While home-schooling’s popularity has increased, the rate of growth concentrated in Texas’ high school population is off the chart: It’s nearly tripled in the last decade, including a 24 percent jump in a single year.

Even home-schooling advocates are not shy about their opinions of the questionable data:

“That’s just ridiculous,” said Brian D. Ray, founder of the National Home Education Research Institute. “It doesn’t sound very believable.”
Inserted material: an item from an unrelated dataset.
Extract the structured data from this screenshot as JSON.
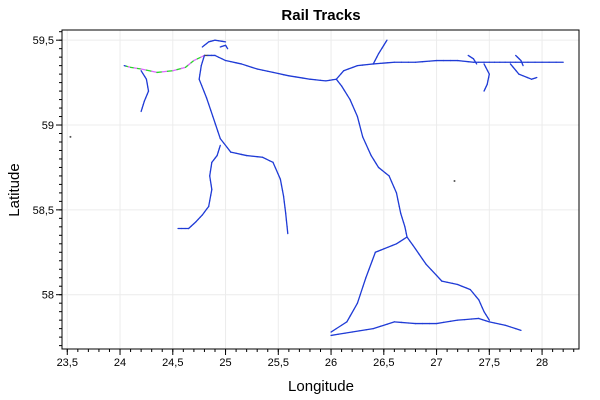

Apparently the Texas Eduation Agency (TEA) has some very loose policies relating to documentation required for home-schooled students.  According to the Houston Chronicle article, with policies so loose, it is possible for a school administrator to coach a child to leave school and have the parents sign a statement that says the child is home-schooled.  Or, the parent can make an oral statement and an authorized representative from the school district can sign documentation.  This is all it takes.  The real atrocity that may exist is:

The problem is not among legitimate home-schoolers, but among public school officials trying to run off problem students, [Tim Lambert, president of the Texas Home School Coalition] said.

“We call it dumping,” he explained. Some advocates complain that Spanish-speaking and special-needs students are especially vulnerable to being pushed out of public schools.

So, with No Child Left Behind, and the reauthorization of IDEA holding school districts accountable for dropout rates, human nature is very vulnerable to loopholes like these.  Like in any economic situation, humans tend to do what they are incented to do within their power.  In this case, they are rewarded (or not penalized) for decreased dropout rates and not penalized for students who do not fulfill their home-schooling.  It is a natural, though hideous, consequence of TEA’s lax policy.

Kudos to the Houston Chronicle article by Jennifer Radcliffe for pointing out this suspicious data.